Looks like steepled hands to me

[–] andrew_bidlaw@sh.itjust.works 3 points 9 months ago (1 children)

Or a raven looking down on us.

[–] Transcendant@lemmy.world 2 points 9 months ago (1 children)

I saw a picture earlier of a baby hedgehog with its legs just like this. Probably not that though. Will OP ever release us from this mystery?

[–] andrew_bidlaw@sh.itjust.works 2 points 9 months ago (1 children)

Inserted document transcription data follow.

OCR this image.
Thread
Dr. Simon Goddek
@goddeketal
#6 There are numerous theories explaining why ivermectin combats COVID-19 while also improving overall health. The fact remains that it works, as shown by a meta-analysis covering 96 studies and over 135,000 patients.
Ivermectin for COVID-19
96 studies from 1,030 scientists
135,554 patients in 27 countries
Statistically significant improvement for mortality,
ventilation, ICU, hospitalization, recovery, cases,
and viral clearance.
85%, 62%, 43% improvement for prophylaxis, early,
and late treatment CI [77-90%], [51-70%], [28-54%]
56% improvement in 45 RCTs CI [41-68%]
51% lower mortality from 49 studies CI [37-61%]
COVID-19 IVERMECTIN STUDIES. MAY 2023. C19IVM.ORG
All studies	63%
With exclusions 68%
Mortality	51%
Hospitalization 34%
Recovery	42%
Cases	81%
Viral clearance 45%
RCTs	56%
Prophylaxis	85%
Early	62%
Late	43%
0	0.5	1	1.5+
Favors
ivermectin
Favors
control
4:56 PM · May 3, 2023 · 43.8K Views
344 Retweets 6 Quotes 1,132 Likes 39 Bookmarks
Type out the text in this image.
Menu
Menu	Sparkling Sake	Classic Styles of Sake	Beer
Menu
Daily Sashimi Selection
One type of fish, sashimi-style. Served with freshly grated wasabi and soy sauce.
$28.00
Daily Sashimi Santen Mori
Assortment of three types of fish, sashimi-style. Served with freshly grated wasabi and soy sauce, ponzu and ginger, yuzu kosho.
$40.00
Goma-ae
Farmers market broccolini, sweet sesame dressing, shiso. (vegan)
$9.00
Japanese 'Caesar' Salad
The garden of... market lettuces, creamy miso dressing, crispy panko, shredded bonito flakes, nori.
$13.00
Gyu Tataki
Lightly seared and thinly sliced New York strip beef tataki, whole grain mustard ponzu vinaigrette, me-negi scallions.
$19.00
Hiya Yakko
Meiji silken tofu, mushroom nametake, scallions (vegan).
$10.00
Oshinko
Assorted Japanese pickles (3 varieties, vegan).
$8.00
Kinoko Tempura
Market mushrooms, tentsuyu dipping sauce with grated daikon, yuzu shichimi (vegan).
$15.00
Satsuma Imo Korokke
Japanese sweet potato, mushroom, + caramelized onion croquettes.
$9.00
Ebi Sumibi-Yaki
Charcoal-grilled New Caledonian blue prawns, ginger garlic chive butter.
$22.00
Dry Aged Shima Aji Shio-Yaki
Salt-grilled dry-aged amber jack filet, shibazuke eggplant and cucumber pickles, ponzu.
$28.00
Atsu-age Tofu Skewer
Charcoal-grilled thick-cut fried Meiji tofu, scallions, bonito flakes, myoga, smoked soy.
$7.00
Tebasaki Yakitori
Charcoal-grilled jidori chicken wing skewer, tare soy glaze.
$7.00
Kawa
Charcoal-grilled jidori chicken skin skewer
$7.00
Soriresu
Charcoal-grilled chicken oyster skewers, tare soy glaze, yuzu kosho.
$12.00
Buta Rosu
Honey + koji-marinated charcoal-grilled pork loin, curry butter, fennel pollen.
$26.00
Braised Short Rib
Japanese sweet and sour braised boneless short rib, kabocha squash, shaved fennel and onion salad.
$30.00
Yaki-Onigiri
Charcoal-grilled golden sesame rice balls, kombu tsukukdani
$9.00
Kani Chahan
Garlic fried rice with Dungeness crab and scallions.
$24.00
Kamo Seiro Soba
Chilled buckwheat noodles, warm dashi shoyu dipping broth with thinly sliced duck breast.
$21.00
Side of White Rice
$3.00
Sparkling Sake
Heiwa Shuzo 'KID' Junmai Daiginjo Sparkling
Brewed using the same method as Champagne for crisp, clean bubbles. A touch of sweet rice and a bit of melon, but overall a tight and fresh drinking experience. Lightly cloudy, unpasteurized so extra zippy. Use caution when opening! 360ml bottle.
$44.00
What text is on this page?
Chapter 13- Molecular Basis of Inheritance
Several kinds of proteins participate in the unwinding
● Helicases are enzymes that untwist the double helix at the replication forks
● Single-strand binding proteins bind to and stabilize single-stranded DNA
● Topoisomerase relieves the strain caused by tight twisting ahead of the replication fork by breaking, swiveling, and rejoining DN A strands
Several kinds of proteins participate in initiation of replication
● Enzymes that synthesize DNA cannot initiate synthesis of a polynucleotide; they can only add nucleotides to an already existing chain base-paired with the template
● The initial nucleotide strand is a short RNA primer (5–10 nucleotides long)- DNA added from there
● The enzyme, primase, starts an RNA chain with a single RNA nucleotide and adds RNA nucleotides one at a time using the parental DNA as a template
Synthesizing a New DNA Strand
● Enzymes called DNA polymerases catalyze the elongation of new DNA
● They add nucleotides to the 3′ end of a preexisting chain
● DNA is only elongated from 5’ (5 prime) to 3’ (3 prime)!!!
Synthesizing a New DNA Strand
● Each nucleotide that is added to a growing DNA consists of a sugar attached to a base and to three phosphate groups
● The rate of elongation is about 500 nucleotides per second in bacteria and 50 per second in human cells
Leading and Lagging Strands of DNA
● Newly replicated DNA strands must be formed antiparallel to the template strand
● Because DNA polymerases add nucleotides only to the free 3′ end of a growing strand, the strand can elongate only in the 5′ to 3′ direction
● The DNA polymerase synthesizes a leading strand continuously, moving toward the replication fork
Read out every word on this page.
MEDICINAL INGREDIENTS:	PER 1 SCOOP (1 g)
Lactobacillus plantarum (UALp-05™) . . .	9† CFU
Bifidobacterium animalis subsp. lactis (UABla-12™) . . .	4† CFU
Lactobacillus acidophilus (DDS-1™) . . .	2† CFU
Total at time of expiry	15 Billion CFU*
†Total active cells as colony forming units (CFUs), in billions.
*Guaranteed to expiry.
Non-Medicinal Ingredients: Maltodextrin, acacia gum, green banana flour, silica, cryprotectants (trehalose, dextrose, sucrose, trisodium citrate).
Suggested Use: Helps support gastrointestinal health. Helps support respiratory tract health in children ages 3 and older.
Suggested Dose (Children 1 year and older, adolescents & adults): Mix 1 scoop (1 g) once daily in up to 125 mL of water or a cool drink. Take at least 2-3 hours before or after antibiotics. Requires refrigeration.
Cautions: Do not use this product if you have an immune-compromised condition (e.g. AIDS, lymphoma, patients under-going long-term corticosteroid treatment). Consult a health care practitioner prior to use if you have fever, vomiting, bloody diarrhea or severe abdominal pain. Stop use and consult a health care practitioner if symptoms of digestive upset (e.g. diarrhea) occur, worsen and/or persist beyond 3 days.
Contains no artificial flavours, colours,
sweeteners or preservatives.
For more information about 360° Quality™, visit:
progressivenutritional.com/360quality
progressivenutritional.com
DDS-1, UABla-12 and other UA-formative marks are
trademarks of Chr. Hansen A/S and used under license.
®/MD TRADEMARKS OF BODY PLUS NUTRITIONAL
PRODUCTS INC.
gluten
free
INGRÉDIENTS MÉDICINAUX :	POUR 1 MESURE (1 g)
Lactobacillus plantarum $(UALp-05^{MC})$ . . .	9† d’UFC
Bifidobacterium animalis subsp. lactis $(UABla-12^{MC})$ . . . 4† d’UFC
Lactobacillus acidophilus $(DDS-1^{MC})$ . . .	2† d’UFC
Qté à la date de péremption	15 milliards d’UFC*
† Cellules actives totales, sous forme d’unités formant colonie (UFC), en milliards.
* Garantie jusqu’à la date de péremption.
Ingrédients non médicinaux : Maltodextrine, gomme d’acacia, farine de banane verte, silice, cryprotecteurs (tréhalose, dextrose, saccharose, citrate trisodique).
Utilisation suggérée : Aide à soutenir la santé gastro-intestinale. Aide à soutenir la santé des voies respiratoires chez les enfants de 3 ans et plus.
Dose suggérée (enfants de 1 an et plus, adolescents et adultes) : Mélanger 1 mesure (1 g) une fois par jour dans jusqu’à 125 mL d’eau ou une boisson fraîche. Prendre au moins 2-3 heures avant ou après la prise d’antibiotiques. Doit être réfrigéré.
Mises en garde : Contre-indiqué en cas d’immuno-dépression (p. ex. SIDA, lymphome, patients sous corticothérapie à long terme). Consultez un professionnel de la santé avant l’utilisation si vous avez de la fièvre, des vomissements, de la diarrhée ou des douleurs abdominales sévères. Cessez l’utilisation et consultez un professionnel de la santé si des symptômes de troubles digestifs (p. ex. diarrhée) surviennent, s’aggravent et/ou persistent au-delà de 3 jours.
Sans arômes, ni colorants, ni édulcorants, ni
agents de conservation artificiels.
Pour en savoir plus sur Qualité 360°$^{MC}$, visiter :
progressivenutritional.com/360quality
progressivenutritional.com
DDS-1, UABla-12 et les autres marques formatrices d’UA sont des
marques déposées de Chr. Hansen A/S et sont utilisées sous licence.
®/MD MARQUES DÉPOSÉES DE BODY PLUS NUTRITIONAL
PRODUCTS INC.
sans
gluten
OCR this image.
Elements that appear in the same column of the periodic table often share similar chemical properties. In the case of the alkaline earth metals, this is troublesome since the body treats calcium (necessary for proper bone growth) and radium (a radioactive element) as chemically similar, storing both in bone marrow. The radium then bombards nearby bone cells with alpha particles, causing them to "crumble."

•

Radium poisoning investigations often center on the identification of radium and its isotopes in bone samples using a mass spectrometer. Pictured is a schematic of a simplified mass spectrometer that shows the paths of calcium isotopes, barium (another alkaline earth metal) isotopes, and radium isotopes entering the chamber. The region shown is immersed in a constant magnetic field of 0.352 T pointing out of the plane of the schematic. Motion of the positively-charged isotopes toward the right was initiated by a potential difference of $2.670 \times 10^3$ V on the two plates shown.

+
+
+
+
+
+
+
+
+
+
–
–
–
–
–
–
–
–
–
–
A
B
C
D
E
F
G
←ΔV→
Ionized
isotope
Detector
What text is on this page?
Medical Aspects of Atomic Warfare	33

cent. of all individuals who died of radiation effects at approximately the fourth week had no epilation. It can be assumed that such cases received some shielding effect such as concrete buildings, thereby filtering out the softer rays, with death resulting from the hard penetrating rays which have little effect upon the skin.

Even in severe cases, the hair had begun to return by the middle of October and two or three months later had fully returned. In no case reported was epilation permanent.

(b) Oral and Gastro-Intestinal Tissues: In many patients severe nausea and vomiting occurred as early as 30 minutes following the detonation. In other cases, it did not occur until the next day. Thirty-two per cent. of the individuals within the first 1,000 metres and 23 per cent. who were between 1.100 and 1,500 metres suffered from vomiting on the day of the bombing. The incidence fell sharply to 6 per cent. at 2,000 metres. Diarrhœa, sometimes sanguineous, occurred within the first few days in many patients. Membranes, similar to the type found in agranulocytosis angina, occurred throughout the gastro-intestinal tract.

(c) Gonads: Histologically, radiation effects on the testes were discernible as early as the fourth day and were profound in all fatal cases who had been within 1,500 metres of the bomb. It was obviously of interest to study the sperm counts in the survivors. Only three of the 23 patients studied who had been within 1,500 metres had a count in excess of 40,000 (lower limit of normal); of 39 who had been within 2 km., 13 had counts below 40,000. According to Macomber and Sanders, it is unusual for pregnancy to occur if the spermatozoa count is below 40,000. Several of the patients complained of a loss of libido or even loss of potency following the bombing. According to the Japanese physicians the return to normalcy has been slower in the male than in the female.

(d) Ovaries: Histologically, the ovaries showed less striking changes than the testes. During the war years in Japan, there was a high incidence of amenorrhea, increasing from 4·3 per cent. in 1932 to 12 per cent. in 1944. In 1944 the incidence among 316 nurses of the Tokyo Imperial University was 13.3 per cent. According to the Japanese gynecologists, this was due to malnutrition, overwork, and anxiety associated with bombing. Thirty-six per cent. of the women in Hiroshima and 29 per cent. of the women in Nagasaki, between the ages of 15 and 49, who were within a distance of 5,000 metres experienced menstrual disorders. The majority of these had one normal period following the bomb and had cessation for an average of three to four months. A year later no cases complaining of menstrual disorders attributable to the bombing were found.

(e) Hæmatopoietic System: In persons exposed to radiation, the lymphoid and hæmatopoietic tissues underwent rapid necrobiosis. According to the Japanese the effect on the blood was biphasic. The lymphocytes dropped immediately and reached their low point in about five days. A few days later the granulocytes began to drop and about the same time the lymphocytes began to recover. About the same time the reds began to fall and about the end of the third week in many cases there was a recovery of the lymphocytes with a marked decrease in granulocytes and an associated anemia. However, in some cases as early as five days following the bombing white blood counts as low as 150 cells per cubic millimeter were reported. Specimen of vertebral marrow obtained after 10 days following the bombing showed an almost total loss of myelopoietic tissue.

As per their comment history, I think they may be kinda delighted to live us that way.

[–] Transcendant@lemmy.world 2 points 9 months ago

I found some of their comments quite interesting, they clearly think a lot. Don't agree with everything they said but that's life, people have different opinions.

I'm going to go with it being an ascii equivalent of the 'namaste' hand gesture and stop thinking about it 😅

[–] originalucifer@moist.catsweat.com 6 points 9 months ago (3 children)

nature hasnt reaally solved the replication problem (cancers). but we will? i guess its possible.

[–] ColeSloth@discuss.tchncs.de 6 points 9 months ago

Who says nature isn't cool with cancer? Nature don't give a fuck.

[–] KairuByte@lemmy.dbzer0.com 3 points 9 months ago (1 children)

Natures answer to cancer is to let it happen. Just like every other disease.

The way it eradicates it, is that we eventually all die of it, and the few that survive live on to have immunity. It takes an extremely long time. The major problem is, things like cancer usually happen well beyond the point that we start reproducing.

Evolution doesn’t really care about things beyond the point of reproduction. I mean, it kinda does, but not in the same way that dropping dead in childhood does.

Not to mention, humans are actively meddling in evolution. Diseases that would wipe us out are handled with technology now. Meaning we have taken control of a lot of what nature used to do.

[–] originalucifer@moist.catsweat.com 1 points 9 months ago (1 children)

nature cared enough to put a lot of effort into error correction preventing it.but youre right, just enough to keep'em coming

[–] reddit_sux@lemmy.world 1 points 9 months ago

Nature didn't care, it was just an happy accident, a mutation that gave an advantage over others who couldn't correct errors in replication. So they remained and others died away.

[–] Melt@lemm.ee 2 points 9 months ago

Seeing compression, data decay, cosmic radiation flipping bit, I'm not too confident

[–] Lunatech@infosec.exchange 4 points 9 months ago

@L4s Apparently no one remembers the "replicators" arc from the old "Stargate" TV series?